N.B Padauk supports both mymr and mym2 opentype script tags
> otfinfo -s Padauk_Regular.ttf
DFLT Default
DFLT.CSH Default/<unknown language>
DFLT.KHN Default/<unknown language>
DFLT.KHT Default/<unknown language>
DFLT.KSW Default/<unknown language>
DFLT.KYU Default/<unknown language>
DFLT.SHN Default/Shan
mym2 <unknown script>
mym2.CSH <unknown script>/<unknown language>
mym2.KHN <unknown script>/<unknown language>
mym2.KHT <unknown script>/<unknown language>
mym2.KSW <unknown script>/<unknown language>
mym2.KYU <unknown script>/<unknown language>
mym2.SHN <unknown script>/Shan
mymr Myanmar
mymr.CSH Myanmar/<unknown language>
mymr.KHN Myanmar/<unknown language>
mymr.KHT Myanmar/<unknown language>
mymr.KSW Myanmar/<unknown language>
mymr.KYU Myanmar/<unknown language>
mymr.SHN Myanmar/Shan
mymr.dlft Myanmar/<unknown language>
One of the benefits of supporting locl is that not all variations supported by a language system are exposed as features in a font. And it simplifies python devs often needing to know their way around the guts of opentype features of each font.

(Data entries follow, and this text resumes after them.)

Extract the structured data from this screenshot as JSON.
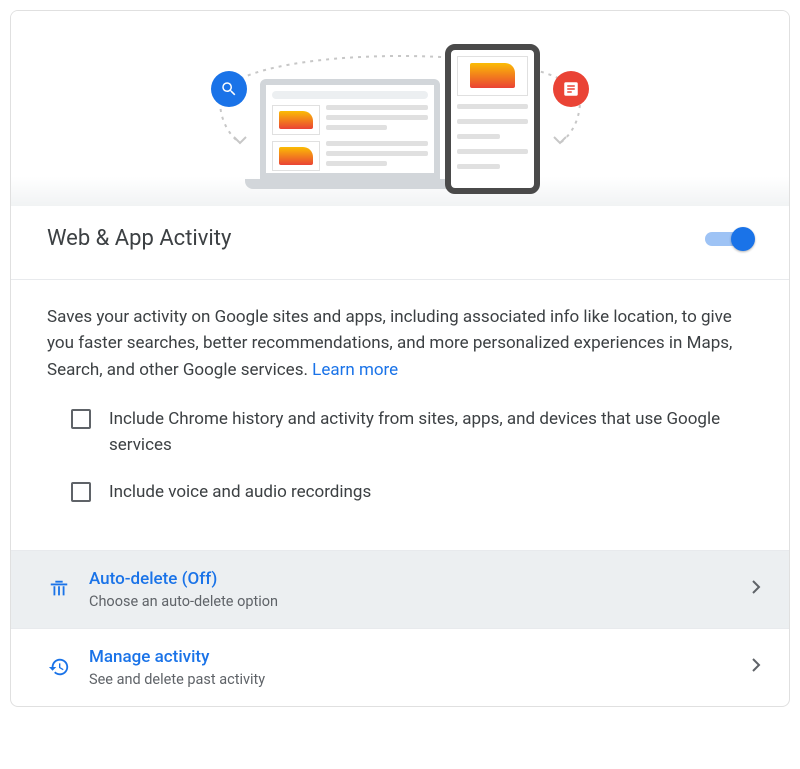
{
  "header": {
    "title": "Web & App Activity",
    "toggle_on": true
  },
  "description": {
    "text": "Saves your activity on Google sites and apps, including associated info like location, to give you faster searches, better recommendations, and more personalized experiences in Maps, Search, and other Google services. ",
    "learn_more": "Learn more"
  },
  "options": [
    {
      "label": "Include Chrome history and activity from sites, apps, and devices that use Google services",
      "checked": false
    },
    {
      "label": "Include voice and audio recordings",
      "checked": false
    }
  ],
  "rows": {
    "auto_delete": {
      "title": "Auto-delete (Off)",
      "subtitle": "Choose an auto-delete option"
    },
    "manage": {
      "title": "Manage activity",
      "subtitle": "See and delete past activity"
    }
  }
}
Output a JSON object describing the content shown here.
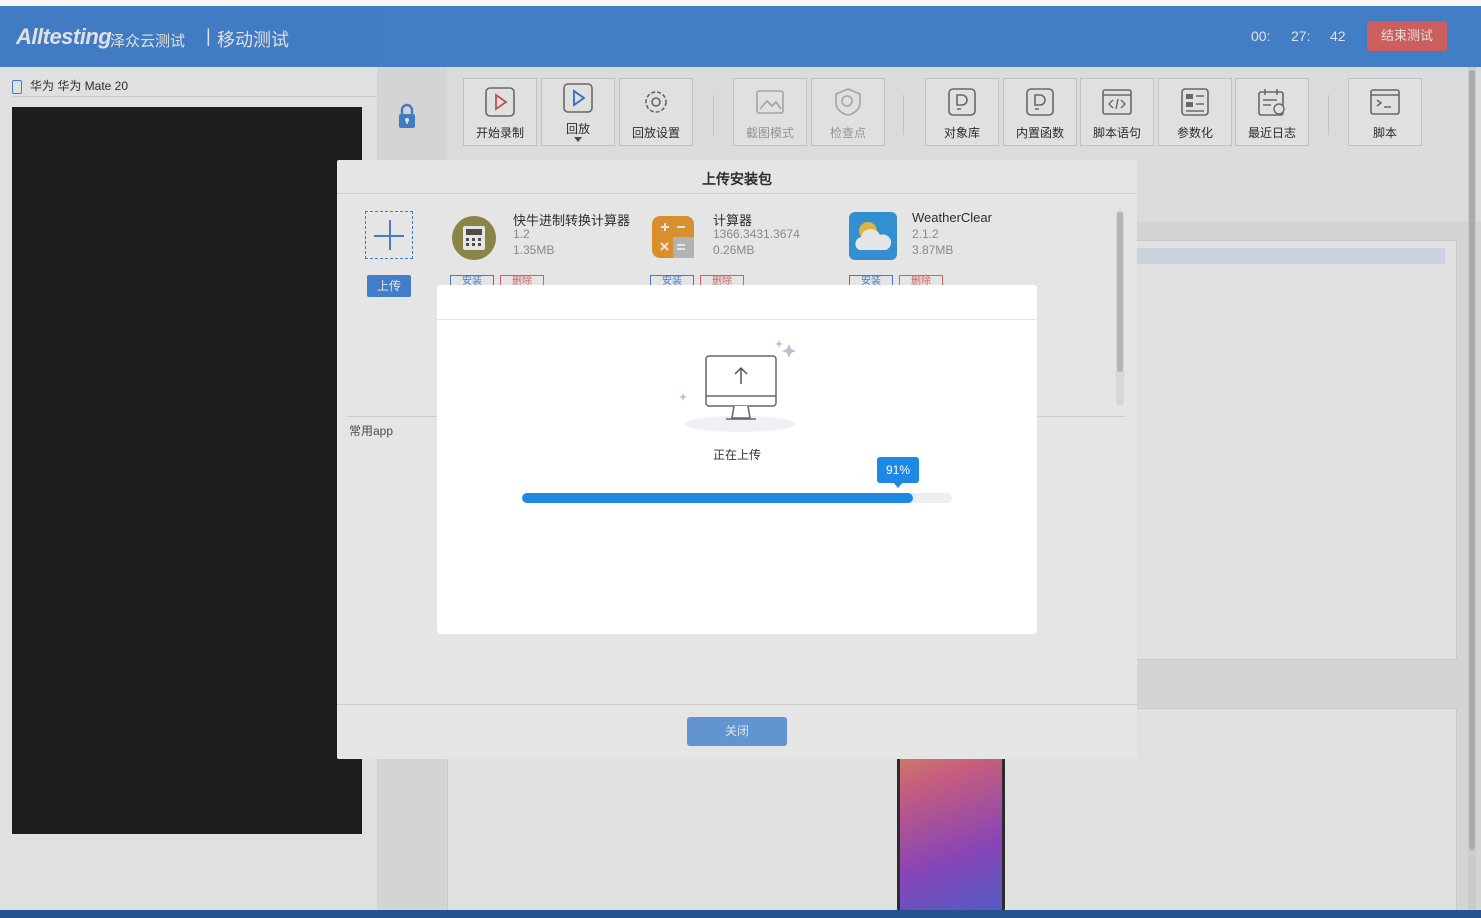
{
  "header": {
    "logo": "Alltesting",
    "logo_cn": "泽众云测试",
    "divider": "|",
    "title": "移动测试",
    "timer": {
      "h": "00:",
      "m": "27:",
      "s": "42"
    },
    "end_button": "结束测试"
  },
  "device": {
    "name": "华为 华为 Mate 20"
  },
  "toolbar": [
    {
      "label": "开始录制",
      "icon": "record-icon"
    },
    {
      "label": "回放",
      "icon": "playback-icon"
    },
    {
      "label": "回放设置",
      "icon": "gear-icon"
    },
    {
      "label": "截图模式",
      "icon": "image-icon"
    },
    {
      "label": "检查点",
      "icon": "checkpoint-icon"
    },
    {
      "label": "对象库",
      "icon": "object-library-icon"
    },
    {
      "label": "内置函数",
      "icon": "function-icon"
    },
    {
      "label": "脚本语句",
      "icon": "code-icon"
    },
    {
      "label": "参数化",
      "icon": "parameter-icon"
    },
    {
      "label": "最近日志",
      "icon": "log-icon"
    },
    {
      "label": "脚本",
      "icon": "terminal-icon"
    }
  ],
  "dialog": {
    "title": "上传安装包",
    "upload_button": "上传",
    "apps": [
      {
        "name": "快牛进制转换计算器",
        "version": "1.2",
        "size": "1.35MB",
        "icon": "calculator-icon"
      },
      {
        "name": "计算器",
        "version": "1366.3431.3674",
        "size": "0.26MB",
        "icon": "calculator-app-icon"
      },
      {
        "name": "WeatherClear",
        "version": "2.1.2",
        "size": "3.87MB",
        "icon": "weather-icon"
      }
    ],
    "install_label": "安装",
    "delete_label": "删除",
    "common_label": "常用app",
    "close_button": "关闭"
  },
  "upload_modal": {
    "status": "正在上传",
    "progress_percent": 91,
    "progress_label": "91%"
  },
  "colors": {
    "accent": "#4a8ce0",
    "danger": "#e96b6b",
    "progress": "#1e88e5"
  }
}
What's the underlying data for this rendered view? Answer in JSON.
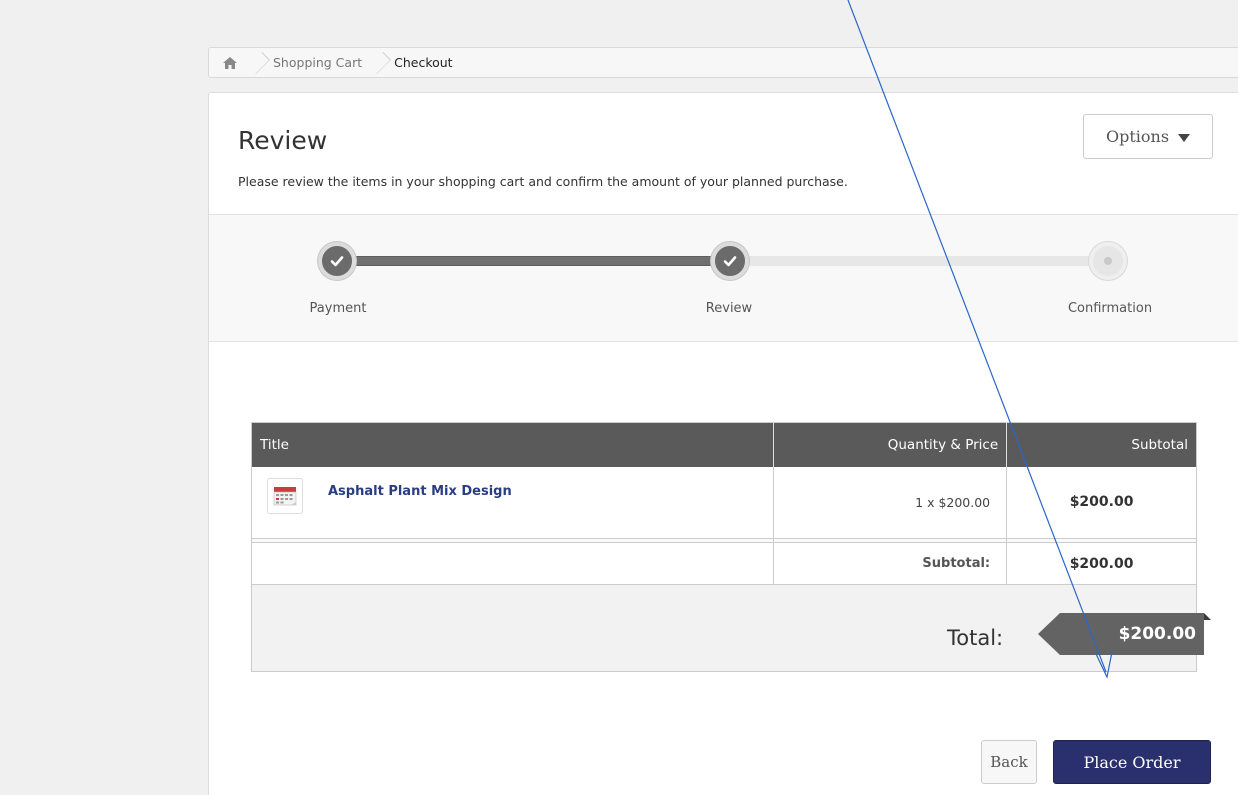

Raqm has raqm_set_language()
.
Thank you for the reference. This feature is not available right now in mplcairo, but I would probably accept a PR adding support for it using an extension of the opentype feature syntax, i.e. font=Path("/path/to/font.ttf|frac,onum,locl=vi,...")
(AFAICS this syntax has the advantage of also allowing one to set the feature on a certain character subrange, without introducing a new API -- does this seem reasonable to you? Do you foresee problems with this approach?)
I’d not overload the locl
feature tag, something like language=XXXX
would be better (the language can affect any feature not just locl
).
Sure, that seems reasonable too.
I think the following patch is sufficient (it does work locally for me on the Gentium cyrillic example), can you confirm?
diff --git i/src/_raqm.h w/src/_raqm.h
index 471d3af..adf00cf 100644
--- i/src/_raqm.h
+++ w/src/_raqm.h
@@ -13,6 +13,7 @@ extern "C" { // Support raqm<=0.2.
_(get_glyphs) \
_(layout) \
_(set_freetype_face) \
+ _(set_language) \
_(set_text_utf8) \
_(version_string) \
_(version_atleast)
diff --git i/src/_util.cpp w/src/_util.cpp
index e5cbecd..1d43a25 100644
--- i/src/_util.cpp
+++ w/src/_util.cpp
@@ -797,7 +797,13 @@ GlyphsAndClusters text_to_glyphs_and_clusters(cairo_t* cr, std::string s)
*static_cast<std::vector<std::string>*>(
cairo_font_face_get_user_data(
cairo_get_font_face(cr), &detail::FEATURES_KEY))) {
- TRUE_CHECK(raqm::add_font_feature, rq, feature.c_str(), -1);
+ auto lang_tag = "language="s;
+ if (feature.substr(0, lang_tag.size()) == lang_tag) {
+ TRUE_CHECK(raqm::set_language,
+ rq, feature.c_str() + lang_tag.size(), 0, s.size());
+ } else {
+ TRUE_CHECK(raqm::add_font_feature, rq, feature.c_str(), -1);
+ }
}
TRUE_CHECK(raqm::layout, rq);
auto num_glyphs = size_t{};
Supporting setting different languages over a single string (perhaps reusing a indexing syntax like https://harfbuzz.github.io/harfbuzz-hb-common.html#hb-feature-from-string) would be left as an exercise to the reader...
(@khaledhosny Would it be safe for the tag to be named "lang" instead of "language"? (i.e. will there ever be a font feature which is actually called "lang"?) This would perhaps allow "abusing" hb_feature_from_string to support indexing syntax here.)
Would it be safe for the tag to be named "lang" instead of "language"
Feature tags can be any four bytes, so nothing prevents a font from having a lang
feature, and one can never know what features would be registered in the future.
OK, I'll stick to the patch above for now (if either you or @andjc can confirm that it works) and defer slicing syntax to another time, then.
The above patch is now in master. Leaving open as we may consider implementing slicing later.
Also pushed support for slicing. Thus closing, but feel free to ping for reopen in case I missed anything.